Authorities regularly harass activists who try to monitor the cotton harvest, Human Rights Watch found. Police and security personnel strictly patrol cotton fields to prevent independent monitoring.In 2011, activists reported that teachers had been instructed to be “vigilant” about the possible presence of rights activists and journalists in the cotton fields, and to tell them that the children were working with their families.

During the 2012 harvest, the Uzbek German Forum for Human Rights reported, the authorities forbade adults and children in Tashkent from taking mobile phones to the cotton fields, apparently to prevent them from photographing or videotaping their work there.

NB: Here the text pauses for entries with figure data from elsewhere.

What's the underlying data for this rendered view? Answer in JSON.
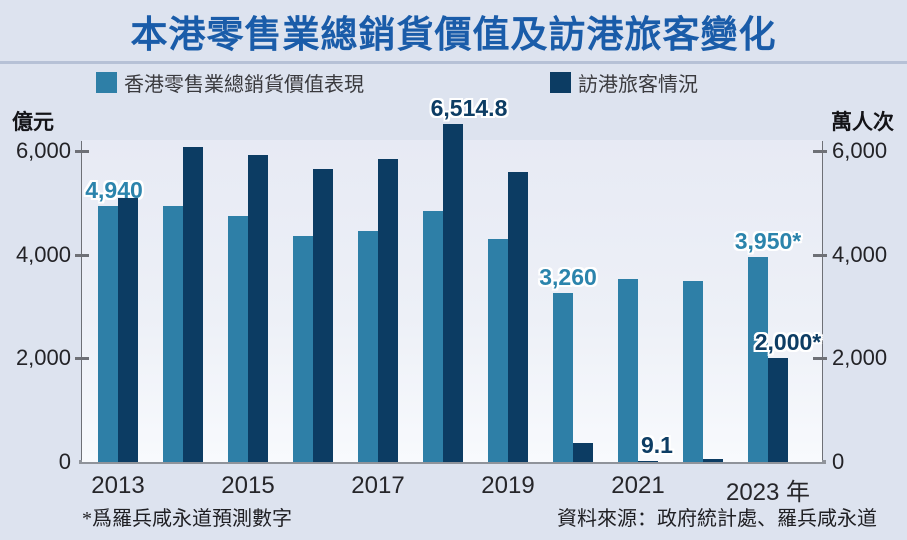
{
  "title": "本港零售業總銷貨價值及訪港旅客變化",
  "legend": [
    {
      "label": "香港零售業總銷貨價值表現",
      "color": "#2e7fa7"
    },
    {
      "label": "訪港旅客情況",
      "color": "#0c3c63"
    }
  ],
  "axes": {
    "left_unit": "億元",
    "right_unit": "萬人次",
    "x_suffix": "年"
  },
  "footnotes": {
    "left": "*爲羅兵咸永道預測數字",
    "right": "資料來源：政府統計處、羅兵咸永道"
  },
  "colors": {
    "retail_bar": "#2e7fa7",
    "visitors_bar": "#0c3c63",
    "title_blue": "#1a5ca9",
    "background": "#dde3ef",
    "axis_gray": "#6e7076"
  },
  "chart_data": {
    "type": "bar",
    "title": "本港零售業總銷貨價值及訪港旅客變化",
    "categories": [
      2013,
      2014,
      2015,
      2016,
      2017,
      2018,
      2019,
      2020,
      2021,
      2022,
      2023
    ],
    "x_tick_labels": [
      "2013",
      "2015",
      "2017",
      "2019",
      "2021",
      "2023"
    ],
    "y_ticks": [
      0,
      2000,
      4000,
      6000
    ],
    "y_tick_labels": [
      "0",
      "2,000",
      "4,000",
      "6,000"
    ],
    "ylim": [
      0,
      6700
    ],
    "grid": false,
    "legend_position": "top",
    "left_axis_label": "億元",
    "right_axis_label": "萬人次",
    "series": [
      {
        "name": "香港零售業總銷貨價值表現",
        "key": "retail",
        "color": "#2e7fa7",
        "label_color": "#2b84ac",
        "values": [
          4940,
          4930,
          4750,
          4360,
          4450,
          4850,
          4310,
          3260,
          3530,
          3500,
          3950
        ],
        "point_labels": {
          "0": "4,940",
          "7": "3,260",
          "10": "3,950*"
        }
      },
      {
        "name": "訪港旅客情況",
        "key": "visitors",
        "color": "#0c3c63",
        "label_color": "#0d3d64",
        "values": [
          5100,
          6070,
          5930,
          5650,
          5850,
          6514.8,
          5590,
          357,
          9.1,
          60,
          2000
        ],
        "point_labels": {
          "5": "6,514.8",
          "8": "9.1",
          "10": "2,000*"
        }
      }
    ]
  }
}
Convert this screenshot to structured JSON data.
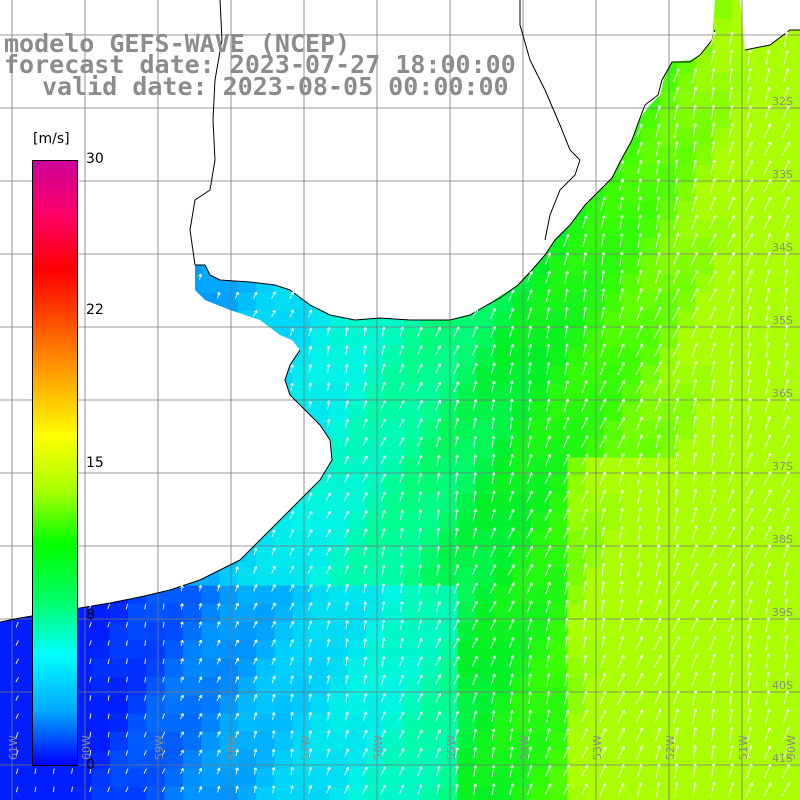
{
  "title": {
    "model": "modelo GEFS-WAVE (NCEP)",
    "forecast_date": "forecast date: 2023-07-27 18:00:00",
    "valid_date": "valid date: 2023-08-05 00:00:00"
  },
  "colorbar": {
    "unit": "[m/s]",
    "ticks": [
      "30",
      "22",
      "15",
      "8",
      "0"
    ],
    "tick_values": [
      30,
      22,
      15,
      8,
      0
    ],
    "colors": [
      "#0000ff",
      "#00aaff",
      "#00ffff",
      "#00ff66",
      "#00ff00",
      "#aaff00",
      "#ffff00",
      "#ffaa00",
      "#ff5500",
      "#ff0000",
      "#ff0066",
      "#cc0099"
    ]
  },
  "map": {
    "lon_labels": [
      "61W",
      "60W",
      "59W",
      "58W",
      "57W",
      "56W",
      "55W",
      "54W",
      "53W",
      "52W",
      "51W",
      "50W"
    ],
    "lat_labels": [
      "32S",
      "33S",
      "34S",
      "35S",
      "36S",
      "37S",
      "38S",
      "39S",
      "40S",
      "41S"
    ],
    "land_color": "#ffffff",
    "coast_color": "#000000",
    "grid_color": "#777777",
    "arrow_color": "#ffffff"
  }
}
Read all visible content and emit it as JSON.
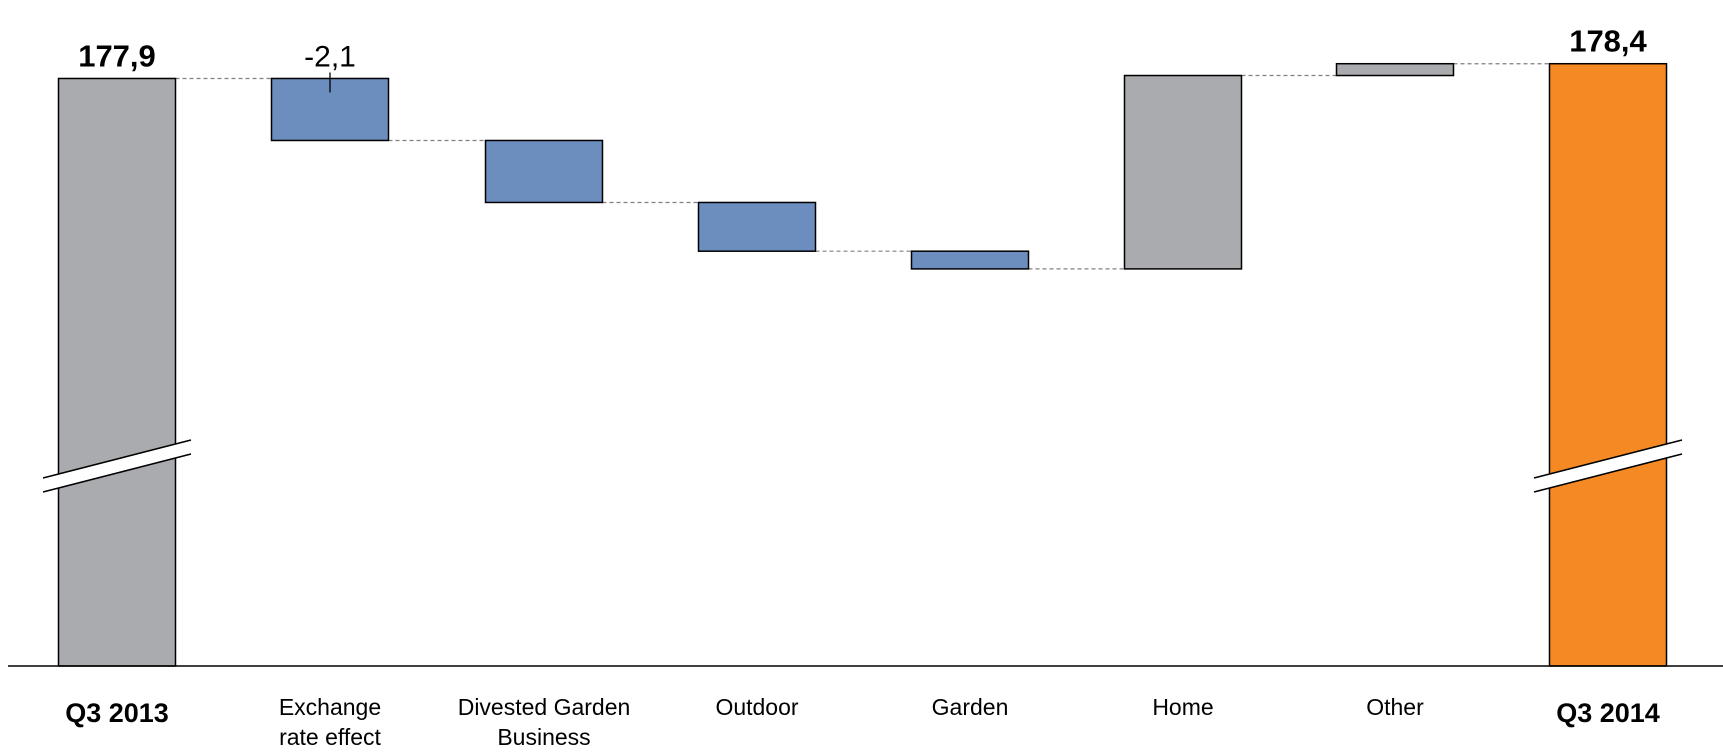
{
  "chart_data": {
    "type": "waterfall",
    "title": "",
    "ylim": [
      158,
      179
    ],
    "axis_break": true,
    "categories": [
      {
        "label": "Q3 2013",
        "bold": true,
        "kind": "total",
        "value": 177.9,
        "value_label": "177,9",
        "color": "#a9abae"
      },
      {
        "label": "Exchange\nrate effect",
        "bold": false,
        "kind": "delta",
        "value": -2.1,
        "value_label": "-2,1",
        "color": "#6c8ebf"
      },
      {
        "label": "Divested Garden\nBusiness",
        "bold": false,
        "kind": "delta",
        "value": -2.1,
        "value_label": "",
        "color": "#6c8ebf"
      },
      {
        "label": "Outdoor",
        "bold": false,
        "kind": "delta",
        "value": -1.65,
        "value_label": "",
        "color": "#6c8ebf"
      },
      {
        "label": "Garden",
        "bold": false,
        "kind": "delta",
        "value": -0.6,
        "value_label": "",
        "color": "#6c8ebf"
      },
      {
        "label": "Home",
        "bold": false,
        "kind": "delta",
        "value": 6.55,
        "value_label": "",
        "color": "#a9abae"
      },
      {
        "label": "Other",
        "bold": false,
        "kind": "delta",
        "value": 0.4,
        "value_label": "",
        "color": "#a9abae"
      },
      {
        "label": "Q3 2014",
        "bold": true,
        "kind": "total",
        "value": 178.4,
        "value_label": "178,4",
        "color": "#f58a25"
      }
    ]
  }
}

At each field it was the job of the supervisor to call the police if anyone was observed filming or taking pictures.

In 2012, authorities harassed, intimidated, and arrested Uzbek human rights activists and independent journalists who sought to monitor the cotton harvest. Several members of the Human Rights Alliance of Uzbekistan reported to Human Rights Watch that they were detained by authorities when they tried to photograph empty classrooms or interact with cotton workers in the fields.

In September, during the peak of the cotton harvest, authorities arrested Uktam Pardaev, a rights activist well known for his reporting on police abuses, torture, and forced labor in the central province of Jizzakh, a region dominated by the cotton harvest. Several officers beat Pardaev during the arrest. The authorities held him for over 15 days on minor administrative charges of “hooliganism” and “resisting arrest.” Pardaev told Human Rights Watch he believes his arrest was part of the authorities’ effort to prevent him from monitoring the rights of children and adults working in the cotton harvest.

Similarly, in 2011, Uzbek authorities arbitrarily detained at least three prominent rights activists, Elena Urlaeva, Gulshan Karaeva, and Nodir Akhatov, while they were photographing and interviewing children forced to pick cotton. The same year school officials in Jizzakh fired a teacher, Ziyadullo Rizzakov, after he protested the mobilization of his students into the cotton fields. Later, local prosecutors threatened him with a criminal investigation if he persisted with his human rights work.